Like many breeds, the American Wirehair is the result of what is assumed to be a spontaneous mutation. In the state of New York a litter of 6 kittens were born, one of which had a short, wiry coat and crimped whiskers. This kitten was purchased by a local breeder and bred to 2 different females with normal coats. When the kittens from these crossings all had wiry coats, it was determined that the gene was dominate. Genetic testing confirmed that the hair was unique and unrelated to the stiff coats of either the Devon or the Cornish Rex. And so the American Wirehair was born.

The American Wirehair is very like the American Shorthair in term of conformation, size, and body type. Its body is muscular and firm and its head is longer than it is wide. The eyes are full and round and the ears are slightly rounded at the tip. They are, all in all, a fairly standard cat.

Except for the little thing that makes them unique. The wiry coat is distinctive, but it's not identical on all cats. It can range from spiked (where your cat looks like you've applied gel to spike his fur) to curly, and the individual hairs might be anything from slightly hooked or bent to truly crimped. Regardless of these variations, all American Wirehairs should have a dense and coarse coat, one that is preferably crimped, over the entire body. The whiskers are always crimped. The coat, which comes in virtually all colors and patterns, should spring back into place when disturbed by petting or otherwise being ruffled.

The only real problem with this type of coat is that the cat will be prone to skin ailments. These could include allergies or simply sensitive skin. To reduce these problems, bath the cat at least once a month and groom him daily. These cats also suffer from excess earwax, so clean their ears on a weekly basis.
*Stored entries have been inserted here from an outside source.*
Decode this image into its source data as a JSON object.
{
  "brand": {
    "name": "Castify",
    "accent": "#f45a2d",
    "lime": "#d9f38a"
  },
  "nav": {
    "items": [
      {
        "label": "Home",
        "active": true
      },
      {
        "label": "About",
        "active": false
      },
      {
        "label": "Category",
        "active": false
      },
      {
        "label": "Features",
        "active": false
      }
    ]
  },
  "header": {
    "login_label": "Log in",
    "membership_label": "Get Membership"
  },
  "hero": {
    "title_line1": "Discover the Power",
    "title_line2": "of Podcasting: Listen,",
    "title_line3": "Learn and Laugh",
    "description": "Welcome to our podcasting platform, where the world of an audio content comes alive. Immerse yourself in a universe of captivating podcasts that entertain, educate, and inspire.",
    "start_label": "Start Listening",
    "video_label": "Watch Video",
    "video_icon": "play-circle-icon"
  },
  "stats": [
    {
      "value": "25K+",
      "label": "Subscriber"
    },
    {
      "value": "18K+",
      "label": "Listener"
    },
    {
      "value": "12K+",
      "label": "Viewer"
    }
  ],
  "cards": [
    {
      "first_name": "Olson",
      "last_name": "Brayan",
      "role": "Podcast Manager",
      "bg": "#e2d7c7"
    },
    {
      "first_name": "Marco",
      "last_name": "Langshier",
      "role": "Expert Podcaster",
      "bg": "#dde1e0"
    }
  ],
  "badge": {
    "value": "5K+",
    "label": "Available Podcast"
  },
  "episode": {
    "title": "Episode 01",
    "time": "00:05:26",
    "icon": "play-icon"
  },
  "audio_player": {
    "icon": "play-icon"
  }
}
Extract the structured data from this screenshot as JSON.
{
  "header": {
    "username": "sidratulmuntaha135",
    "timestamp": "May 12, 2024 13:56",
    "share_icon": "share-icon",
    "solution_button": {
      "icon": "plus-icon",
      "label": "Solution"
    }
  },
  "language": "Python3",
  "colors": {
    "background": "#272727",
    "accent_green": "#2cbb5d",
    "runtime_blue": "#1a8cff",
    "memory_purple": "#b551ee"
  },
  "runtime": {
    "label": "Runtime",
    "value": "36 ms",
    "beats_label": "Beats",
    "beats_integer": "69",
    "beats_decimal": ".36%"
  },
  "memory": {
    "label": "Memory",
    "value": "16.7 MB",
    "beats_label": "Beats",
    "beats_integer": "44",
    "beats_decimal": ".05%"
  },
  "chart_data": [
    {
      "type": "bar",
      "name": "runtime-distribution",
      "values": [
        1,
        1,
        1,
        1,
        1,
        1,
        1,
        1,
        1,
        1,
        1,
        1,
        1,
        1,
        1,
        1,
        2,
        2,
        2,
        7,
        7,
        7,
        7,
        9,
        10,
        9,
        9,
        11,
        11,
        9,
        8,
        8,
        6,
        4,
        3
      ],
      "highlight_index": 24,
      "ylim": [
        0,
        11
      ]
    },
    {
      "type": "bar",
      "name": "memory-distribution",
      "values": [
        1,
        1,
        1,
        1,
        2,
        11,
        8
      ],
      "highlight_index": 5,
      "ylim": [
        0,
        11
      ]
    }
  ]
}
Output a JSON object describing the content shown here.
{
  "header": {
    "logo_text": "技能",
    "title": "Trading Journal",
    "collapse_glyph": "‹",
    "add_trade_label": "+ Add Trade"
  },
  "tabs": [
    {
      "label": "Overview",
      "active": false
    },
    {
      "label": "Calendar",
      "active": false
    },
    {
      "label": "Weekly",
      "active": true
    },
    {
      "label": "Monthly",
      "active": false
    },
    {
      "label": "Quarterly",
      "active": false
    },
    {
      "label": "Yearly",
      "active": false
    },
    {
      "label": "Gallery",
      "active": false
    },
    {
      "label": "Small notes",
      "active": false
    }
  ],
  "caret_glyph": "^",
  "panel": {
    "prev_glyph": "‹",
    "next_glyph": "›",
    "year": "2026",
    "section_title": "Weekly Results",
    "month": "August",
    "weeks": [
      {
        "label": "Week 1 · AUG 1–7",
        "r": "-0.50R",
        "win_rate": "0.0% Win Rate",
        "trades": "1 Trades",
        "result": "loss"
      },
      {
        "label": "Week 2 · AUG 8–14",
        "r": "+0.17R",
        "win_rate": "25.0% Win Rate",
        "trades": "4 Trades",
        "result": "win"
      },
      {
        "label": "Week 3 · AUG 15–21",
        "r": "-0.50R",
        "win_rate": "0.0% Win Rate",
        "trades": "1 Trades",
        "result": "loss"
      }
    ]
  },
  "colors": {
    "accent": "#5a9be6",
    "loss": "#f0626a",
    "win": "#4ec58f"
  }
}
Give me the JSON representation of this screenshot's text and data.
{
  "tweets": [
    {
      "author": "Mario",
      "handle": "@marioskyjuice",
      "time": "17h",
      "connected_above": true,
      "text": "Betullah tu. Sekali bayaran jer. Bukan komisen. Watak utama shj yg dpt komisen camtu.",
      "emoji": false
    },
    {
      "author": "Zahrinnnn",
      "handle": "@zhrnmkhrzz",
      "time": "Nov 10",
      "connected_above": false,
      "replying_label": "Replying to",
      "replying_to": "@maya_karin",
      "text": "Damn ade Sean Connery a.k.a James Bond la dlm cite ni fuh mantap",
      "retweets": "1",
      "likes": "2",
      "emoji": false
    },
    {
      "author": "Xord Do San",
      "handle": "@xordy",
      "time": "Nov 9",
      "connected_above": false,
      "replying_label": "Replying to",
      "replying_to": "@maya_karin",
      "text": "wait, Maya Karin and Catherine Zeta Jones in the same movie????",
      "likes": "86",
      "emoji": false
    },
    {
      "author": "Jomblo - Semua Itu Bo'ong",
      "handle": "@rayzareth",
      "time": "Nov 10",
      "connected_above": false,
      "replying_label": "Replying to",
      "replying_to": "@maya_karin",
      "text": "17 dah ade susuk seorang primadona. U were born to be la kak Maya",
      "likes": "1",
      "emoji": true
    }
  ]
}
The American Wirehair is similar in temperament and personality to the American Shorthair. They are friendly with people and like attention, but they are rarely demanding. They are also independent and like to have time alone. They are quick and intelligent and get along well with most people. They are playful and enjoy older children, though they merely tolerate younger children.

This breed of cat makes a loyal and fun companion for many families and individuals. They are also a great conversation starter whenever friends and family meet your feline companion for the first time.